Грех заслуживает осуждения, но грешник - милости. Знаете, есть страсти, которые преодолевать одному легко, а другому - трудно. Я, например, легко пощусь, а для другого - это подвиг. У всех разные характеры, темпераменты…
Ой, боюсь, что тема извинительности темперамента нас далеко уведет. Борьба с собой за то, чтобы остаться целомудренным, не имея жены, это еще как-то похоже на борьбу. Но поверить, что так уж тяжела борьба с собой с целью не изменить жене - это смешно. И, слушайте, мы все-таки воспринимаемся неверующими как "министерство нравственности". Пусть это усеченное восприятие, но если мы и как "министерство нравственности" не срабатываем, нас ждут не только исцеляющие кризисы…
Легойда: Если бы это было смешно, жизнь была бы гораздо веселее. Мне кажется, это может быть и драматично. И даже трагично. Конечно, нельзя оправдывать свою распущенность темпераментом или… Да ее вообще нельзя оправдывать. Но людей, даже падших, надо жалеть. Кажется, в "Лествице" говорится, что бес сначала внушает человеку, что Бог милосердный и прощающий - чтобы ввергнуть в соблазн. А после совершения греха - что Бог неизменно и жестоко наказывает и прощения не будет. Мне кажется, наше отношение должно быть противоположным. Конечно, если человек стремится к покаянию.
Откуда взялись амбиции на новую проповедь, в том числе и у телеканала "Спас"?

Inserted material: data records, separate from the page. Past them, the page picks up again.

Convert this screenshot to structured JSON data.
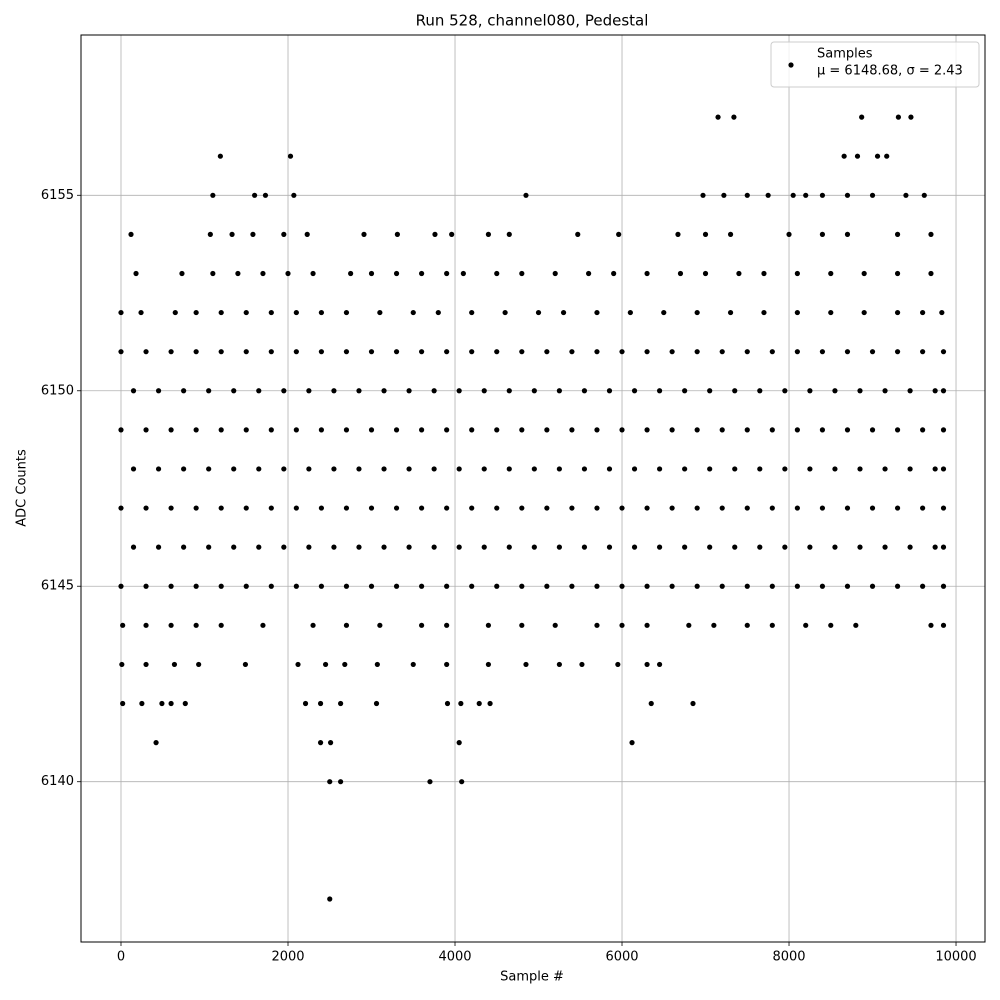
{
  "chart_data": {
    "type": "scatter",
    "title": "Run 528, channel080, Pedestal",
    "xlabel": "Sample #",
    "ylabel": "ADC Counts",
    "xlim": [
      -479,
      10347
    ],
    "ylim": [
      6135.9,
      6159.1
    ],
    "xticks": [
      0,
      2000,
      4000,
      6000,
      8000,
      10000
    ],
    "yticks": [
      6140,
      6145,
      6150,
      6155
    ],
    "grid": true,
    "legend": "upper right",
    "legend_stats": "μ = 6148.68, σ = 2.43",
    "series": [
      {
        "name": "Samples",
        "color": "#000000",
        "x": [
          2500,
          2500,
          2630,
          3700,
          4080,
          420,
          2390,
          2510,
          4050,
          6120,
          20,
          250,
          490,
          600,
          770,
          2210,
          2390,
          2630,
          3060,
          3910,
          4070,
          4290,
          4420,
          6350,
          6850,
          10,
          300,
          640,
          930,
          1490,
          2120,
          2450,
          2680,
          3070,
          3500,
          3900,
          4400,
          4850,
          5250,
          5520,
          5950,
          6300,
          6450,
          20,
          300,
          600,
          900,
          1200,
          1700,
          2300,
          2700,
          3100,
          3600,
          3900,
          4400,
          4800,
          5200,
          5700,
          6000,
          6300,
          6800,
          7100,
          7500,
          7800,
          8200,
          8500,
          8800,
          9700,
          9850,
          0,
          300,
          600,
          900,
          1200,
          1500,
          1800,
          2100,
          2400,
          2700,
          3000,
          3300,
          3600,
          3900,
          4200,
          4500,
          4800,
          5100,
          5400,
          5700,
          6000,
          6300,
          6600,
          6900,
          7200,
          7500,
          7800,
          8100,
          8400,
          8700,
          9000,
          9300,
          9600,
          9850,
          150,
          450,
          750,
          1050,
          1350,
          1650,
          1950,
          2250,
          2550,
          2850,
          3150,
          3450,
          3750,
          4050,
          4350,
          4650,
          4950,
          5250,
          5550,
          5850,
          6150,
          6450,
          6750,
          7050,
          7350,
          7650,
          7950,
          8250,
          8550,
          8850,
          9150,
          9450,
          9750,
          9850,
          0,
          300,
          600,
          900,
          1200,
          1500,
          1800,
          2100,
          2400,
          2700,
          3000,
          3300,
          3600,
          3900,
          4200,
          4500,
          4800,
          5100,
          5400,
          5700,
          6000,
          6300,
          6600,
          6900,
          7200,
          7500,
          7800,
          8100,
          8400,
          8700,
          9000,
          9300,
          9600,
          9850,
          150,
          450,
          750,
          1050,
          1350,
          1650,
          1950,
          2250,
          2550,
          2850,
          3150,
          3450,
          3750,
          4050,
          4350,
          4650,
          4950,
          5250,
          5550,
          5850,
          6150,
          6450,
          6750,
          7050,
          7350,
          7650,
          7950,
          8250,
          8550,
          8850,
          9150,
          9450,
          9750,
          9850,
          0,
          300,
          600,
          900,
          1200,
          1500,
          1800,
          2100,
          2400,
          2700,
          3000,
          3300,
          3600,
          3900,
          4200,
          4500,
          4800,
          5100,
          5400,
          5700,
          6000,
          6300,
          6600,
          6900,
          7200,
          7500,
          7800,
          8100,
          8400,
          8700,
          9000,
          9300,
          9600,
          9850,
          150,
          450,
          750,
          1050,
          1350,
          1650,
          1950,
          2250,
          2550,
          2850,
          3150,
          3450,
          3750,
          4050,
          4350,
          4650,
          4950,
          5250,
          5550,
          5850,
          6150,
          6450,
          6750,
          7050,
          7350,
          7650,
          7950,
          8250,
          8550,
          8850,
          9150,
          9450,
          9750,
          9850,
          0,
          300,
          600,
          900,
          1200,
          1500,
          1800,
          2100,
          2400,
          2700,
          3000,
          3300,
          3600,
          3900,
          4200,
          4500,
          4800,
          5100,
          5400,
          5700,
          6000,
          6300,
          6600,
          6900,
          7200,
          7500,
          7800,
          8100,
          8400,
          8700,
          9000,
          9300,
          9600,
          9850,
          0,
          240,
          650,
          900,
          1200,
          1500,
          1800,
          2100,
          2400,
          2700,
          3100,
          3500,
          3800,
          4200,
          4600,
          5000,
          5300,
          5700,
          6100,
          6500,
          6900,
          7300,
          7700,
          8100,
          8500,
          8900,
          9300,
          9600,
          9830,
          180,
          730,
          1100,
          1400,
          1700,
          2000,
          2300,
          2750,
          3000,
          3300,
          3600,
          3900,
          4100,
          4500,
          4800,
          5200,
          5600,
          5900,
          6300,
          6700,
          7000,
          7400,
          7700,
          8100,
          8500,
          8900,
          9300,
          9700,
          120,
          1070,
          1330,
          1580,
          1950,
          2230,
          2910,
          3310,
          3760,
          3960,
          4400,
          4650,
          5470,
          5960,
          6670,
          7000,
          7300,
          8000,
          8400,
          8700,
          9300,
          9700,
          1100,
          1600,
          1730,
          2070,
          4850,
          6970,
          7220,
          7500,
          7750,
          8050,
          8200,
          8400,
          8700,
          9000,
          9400,
          9620,
          1190,
          2030,
          8660,
          8820,
          9060,
          9170,
          7150,
          7340,
          8870,
          9310,
          9460
        ],
        "values": [
          6137,
          6140,
          6140,
          6140,
          6140,
          6141,
          6141,
          6141,
          6141,
          6141,
          6142,
          6142,
          6142,
          6142,
          6142,
          6142,
          6142,
          6142,
          6142,
          6142,
          6142,
          6142,
          6142,
          6142,
          6142,
          6143,
          6143,
          6143,
          6143,
          6143,
          6143,
          6143,
          6143,
          6143,
          6143,
          6143,
          6143,
          6143,
          6143,
          6143,
          6143,
          6143,
          6143,
          6144,
          6144,
          6144,
          6144,
          6144,
          6144,
          6144,
          6144,
          6144,
          6144,
          6144,
          6144,
          6144,
          6144,
          6144,
          6144,
          6144,
          6144,
          6144,
          6144,
          6144,
          6144,
          6144,
          6144,
          6144,
          6144,
          6145,
          6145,
          6145,
          6145,
          6145,
          6145,
          6145,
          6145,
          6145,
          6145,
          6145,
          6145,
          6145,
          6145,
          6145,
          6145,
          6145,
          6145,
          6145,
          6145,
          6145,
          6145,
          6145,
          6145,
          6145,
          6145,
          6145,
          6145,
          6145,
          6145,
          6145,
          6145,
          6145,
          6145,
          6146,
          6146,
          6146,
          6146,
          6146,
          6146,
          6146,
          6146,
          6146,
          6146,
          6146,
          6146,
          6146,
          6146,
          6146,
          6146,
          6146,
          6146,
          6146,
          6146,
          6146,
          6146,
          6146,
          6146,
          6146,
          6146,
          6146,
          6146,
          6146,
          6146,
          6146,
          6146,
          6146,
          6146,
          6147,
          6147,
          6147,
          6147,
          6147,
          6147,
          6147,
          6147,
          6147,
          6147,
          6147,
          6147,
          6147,
          6147,
          6147,
          6147,
          6147,
          6147,
          6147,
          6147,
          6147,
          6147,
          6147,
          6147,
          6147,
          6147,
          6147,
          6147,
          6147,
          6147,
          6147,
          6147,
          6147,
          6147,
          6148,
          6148,
          6148,
          6148,
          6148,
          6148,
          6148,
          6148,
          6148,
          6148,
          6148,
          6148,
          6148,
          6148,
          6148,
          6148,
          6148,
          6148,
          6148,
          6148,
          6148,
          6148,
          6148,
          6148,
          6148,
          6148,
          6148,
          6148,
          6148,
          6148,
          6148,
          6148,
          6148,
          6148,
          6149,
          6149,
          6149,
          6149,
          6149,
          6149,
          6149,
          6149,
          6149,
          6149,
          6149,
          6149,
          6149,
          6149,
          6149,
          6149,
          6149,
          6149,
          6149,
          6149,
          6149,
          6149,
          6149,
          6149,
          6149,
          6149,
          6149,
          6149,
          6149,
          6149,
          6149,
          6149,
          6149,
          6149,
          6150,
          6150,
          6150,
          6150,
          6150,
          6150,
          6150,
          6150,
          6150,
          6150,
          6150,
          6150,
          6150,
          6150,
          6150,
          6150,
          6150,
          6150,
          6150,
          6150,
          6150,
          6150,
          6150,
          6150,
          6150,
          6150,
          6150,
          6150,
          6150,
          6150,
          6150,
          6150,
          6150,
          6150,
          6151,
          6151,
          6151,
          6151,
          6151,
          6151,
          6151,
          6151,
          6151,
          6151,
          6151,
          6151,
          6151,
          6151,
          6151,
          6151,
          6151,
          6151,
          6151,
          6151,
          6151,
          6151,
          6151,
          6151,
          6151,
          6151,
          6151,
          6151,
          6151,
          6151,
          6151,
          6151,
          6151,
          6151,
          6152,
          6152,
          6152,
          6152,
          6152,
          6152,
          6152,
          6152,
          6152,
          6152,
          6152,
          6152,
          6152,
          6152,
          6152,
          6152,
          6152,
          6152,
          6152,
          6152,
          6152,
          6152,
          6152,
          6152,
          6152,
          6152,
          6152,
          6152,
          6152,
          6153,
          6153,
          6153,
          6153,
          6153,
          6153,
          6153,
          6153,
          6153,
          6153,
          6153,
          6153,
          6153,
          6153,
          6153,
          6153,
          6153,
          6153,
          6153,
          6153,
          6153,
          6153,
          6153,
          6153,
          6153,
          6153,
          6153,
          6153,
          6154,
          6154,
          6154,
          6154,
          6154,
          6154,
          6154,
          6154,
          6154,
          6154,
          6154,
          6154,
          6154,
          6154,
          6154,
          6154,
          6154,
          6154,
          6154,
          6154,
          6154,
          6154,
          6155,
          6155,
          6155,
          6155,
          6155,
          6155,
          6155,
          6155,
          6155,
          6155,
          6155,
          6155,
          6155,
          6155,
          6155,
          6155,
          6156,
          6156,
          6156,
          6156,
          6156,
          6156,
          6157,
          6157,
          6157,
          6157,
          6157
        ]
      }
    ]
  }
}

Легойда: От надежды, что мы можем дать ответ на чрезвычайно важный запрос - запрос на "новую искренность", как точно сформулировал это один из сотрудников "Спаса". "Спас" может стать не просто сильным каналом, но совершить прорыв, как ТВ в конце 80-х - начале 90-х. Тогда пришли молодые ребята, над которыми не довлело, что "так не делают"… Они во многом и создали новое российское телевидение. Мы тоже не станем собирать ведущих-"звезд" и переманивать успешных телеменеджеров, но постараемся найти новых людей, для которых все, что мы делаем - дорого и важно.